Jakarta (ANTARA) - Kementerian Kesehatan (Kemenkes) menyatakan data yang disusun ke dalam Survei Status Gizi Indonesia (SSGI) Tahun 2022 mewakili kondisi terjadinya stunting pada anak di Indonesia secara rinci.

“Diketahui SSGI adalah survei yang dilakukan di seluruh wilayah Indonesia, dengan metode survei dan dilakukan agar bisa menunjukkan hasil yang representatif atau mewakili kondisi di Indonesia,” kata Kepala Badan Kebijakan Pembangunan Kesehatan (BKPK) Kemenkes Syarifah Liza Munira dalam Sosialisasi Kebijakan Intervensi Percepatan Penurunan Stunting tahun 2023 yang diikuti secara daring di Jakarta, Jumat.

Syarifah menuturkan SSGI 2022 tidak hanya memuat data terkait dengan stunting, tetapi juga kondisi balita yang mengalami wasting (berat berdasarkan tinggi badannya di bawah rata-rata), underweight (berat badan kurang) hingga overweight (kelebihan berat badan).

Dalam SSGI terdapat determinannya yang meliputi indikator intervensi gizi spesifik dan intervensi gizi sensitif dengan menggunakan metode two stage stratified sampling secara potong lintang (cross-sectional).

Baca juga: Menkes pastikan SSGI untuk stunting diperbarui tiap tahun secara rutin

Untuk pendataan pada tahun 2022, jumlah sampel yang digunakan SSGI adalah 334.848 bayi dan balita. Pengumpulan data dilakukan di 486 kabupaten/kota di 33 provinsi Indonesia.

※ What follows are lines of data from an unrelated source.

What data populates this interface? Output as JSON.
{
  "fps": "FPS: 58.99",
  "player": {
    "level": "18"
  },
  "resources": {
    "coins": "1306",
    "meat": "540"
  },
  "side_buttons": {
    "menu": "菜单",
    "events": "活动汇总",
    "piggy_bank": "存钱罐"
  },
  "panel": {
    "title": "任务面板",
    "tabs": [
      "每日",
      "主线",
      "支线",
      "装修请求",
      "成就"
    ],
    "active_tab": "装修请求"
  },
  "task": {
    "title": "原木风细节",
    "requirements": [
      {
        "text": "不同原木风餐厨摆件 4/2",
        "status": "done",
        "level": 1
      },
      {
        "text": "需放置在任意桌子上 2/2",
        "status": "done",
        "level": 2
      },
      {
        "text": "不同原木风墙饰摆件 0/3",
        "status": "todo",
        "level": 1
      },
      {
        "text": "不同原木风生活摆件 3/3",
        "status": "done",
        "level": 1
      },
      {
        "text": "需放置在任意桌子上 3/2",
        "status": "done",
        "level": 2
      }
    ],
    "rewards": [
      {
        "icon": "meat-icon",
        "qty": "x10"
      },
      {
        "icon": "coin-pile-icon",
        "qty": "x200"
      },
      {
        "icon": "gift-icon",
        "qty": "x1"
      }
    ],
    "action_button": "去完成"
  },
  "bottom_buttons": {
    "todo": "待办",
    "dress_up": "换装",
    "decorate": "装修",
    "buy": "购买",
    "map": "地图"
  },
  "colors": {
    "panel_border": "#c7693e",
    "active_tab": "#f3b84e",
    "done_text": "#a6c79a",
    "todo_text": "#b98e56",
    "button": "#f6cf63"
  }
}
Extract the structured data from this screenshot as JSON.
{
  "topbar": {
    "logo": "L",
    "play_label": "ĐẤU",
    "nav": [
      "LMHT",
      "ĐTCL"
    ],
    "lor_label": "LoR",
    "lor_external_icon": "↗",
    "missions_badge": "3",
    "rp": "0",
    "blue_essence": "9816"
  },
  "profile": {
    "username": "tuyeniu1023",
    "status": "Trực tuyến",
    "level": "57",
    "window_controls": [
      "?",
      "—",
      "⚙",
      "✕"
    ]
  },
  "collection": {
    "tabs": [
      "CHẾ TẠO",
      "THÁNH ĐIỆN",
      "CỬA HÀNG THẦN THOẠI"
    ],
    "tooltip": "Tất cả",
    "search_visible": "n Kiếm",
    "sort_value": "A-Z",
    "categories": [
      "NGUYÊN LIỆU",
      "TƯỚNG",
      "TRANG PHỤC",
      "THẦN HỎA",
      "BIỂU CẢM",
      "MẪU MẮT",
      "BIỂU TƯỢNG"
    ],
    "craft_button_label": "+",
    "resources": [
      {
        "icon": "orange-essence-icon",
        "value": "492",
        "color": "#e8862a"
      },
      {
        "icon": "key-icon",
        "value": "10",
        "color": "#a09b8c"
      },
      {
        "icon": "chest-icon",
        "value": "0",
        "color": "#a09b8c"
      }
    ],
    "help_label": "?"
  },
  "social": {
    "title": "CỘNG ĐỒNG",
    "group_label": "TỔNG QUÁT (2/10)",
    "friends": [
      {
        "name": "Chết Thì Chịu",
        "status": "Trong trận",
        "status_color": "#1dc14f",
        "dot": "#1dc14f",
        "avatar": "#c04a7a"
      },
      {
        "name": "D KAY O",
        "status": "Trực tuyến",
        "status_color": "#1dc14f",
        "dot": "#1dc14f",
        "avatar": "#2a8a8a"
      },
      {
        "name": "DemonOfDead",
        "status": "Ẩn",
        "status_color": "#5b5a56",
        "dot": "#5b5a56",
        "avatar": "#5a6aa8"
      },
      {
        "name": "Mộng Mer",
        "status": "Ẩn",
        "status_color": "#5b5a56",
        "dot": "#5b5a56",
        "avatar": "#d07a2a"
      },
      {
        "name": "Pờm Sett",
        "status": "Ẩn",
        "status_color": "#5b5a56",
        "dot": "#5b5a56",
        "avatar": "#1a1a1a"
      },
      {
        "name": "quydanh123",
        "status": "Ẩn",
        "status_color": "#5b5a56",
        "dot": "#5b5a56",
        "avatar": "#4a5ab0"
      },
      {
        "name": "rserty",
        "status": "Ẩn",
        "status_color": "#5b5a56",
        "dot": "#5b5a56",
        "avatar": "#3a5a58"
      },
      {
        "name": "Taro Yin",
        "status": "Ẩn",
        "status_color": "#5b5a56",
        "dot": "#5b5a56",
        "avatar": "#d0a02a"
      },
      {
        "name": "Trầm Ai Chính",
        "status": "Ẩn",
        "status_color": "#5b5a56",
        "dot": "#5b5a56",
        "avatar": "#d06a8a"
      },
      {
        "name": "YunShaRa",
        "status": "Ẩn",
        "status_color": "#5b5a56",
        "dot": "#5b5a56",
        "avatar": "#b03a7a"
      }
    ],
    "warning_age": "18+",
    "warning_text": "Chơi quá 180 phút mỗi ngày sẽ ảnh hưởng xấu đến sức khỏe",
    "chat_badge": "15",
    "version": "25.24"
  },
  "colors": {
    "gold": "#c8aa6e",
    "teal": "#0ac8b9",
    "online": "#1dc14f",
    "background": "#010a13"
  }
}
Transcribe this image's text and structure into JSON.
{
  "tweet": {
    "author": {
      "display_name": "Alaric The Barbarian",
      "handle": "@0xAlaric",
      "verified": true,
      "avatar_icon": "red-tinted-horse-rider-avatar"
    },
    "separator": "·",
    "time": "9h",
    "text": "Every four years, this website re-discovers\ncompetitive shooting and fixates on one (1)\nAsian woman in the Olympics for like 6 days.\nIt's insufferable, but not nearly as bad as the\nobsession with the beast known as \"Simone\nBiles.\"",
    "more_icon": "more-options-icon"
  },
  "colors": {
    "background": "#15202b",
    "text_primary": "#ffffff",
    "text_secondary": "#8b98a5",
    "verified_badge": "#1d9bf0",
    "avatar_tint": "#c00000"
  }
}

Pengumpulan datanya pun melalui pengukuran antropometri yang meliputi berat badan, panjang badan, tinggi badan balita, lingkar lengan atas remaja putri, wanita usia subur dan ibu hamil. Dengan menggunakan alat terstandar dan wawancara.

Syarifah menyebutkan dalam SSGI 2022, diketahui bahwa angka prevalensi stunting turun dari 24,4 persen pada tahun 2021 menjadi 21,6 persen pada tahun 2022. Hal yang sama juga terjadi pada kategori overweight yang sebelumnya 3,8 persen pada tahun 2021, turun menjadi 3,5 pada tahun 2022.

Namun, hal yang perlu diwaspadai adalah angka underweight yang meningkat dari 17 persen pada tahun 2021 menjadi 17,1 persen pada tahun 2022 dan wasting kini menjadi 7,7 persen setelah sebelumnya hanya 7,1 persen.

“Jadi, tren balita stunting kita memang menurun, namun perlu percepatan untuk bisa mencapai target 14 persen pada tahun 2024,” katanya.

Baca juga: Menkes sebut sunting berkolerasi erat dengan infeksi berulang

Syarifah mengatakan supaya target nasional tercapai, Kemenkes yang memegang 30 persen dalam penanganan intervensi spesifik sudah memiliki 11 program di mana semuanya difokuskan pada masa sebelum bayi dilahirkan dan anak usia 6-24 bulan.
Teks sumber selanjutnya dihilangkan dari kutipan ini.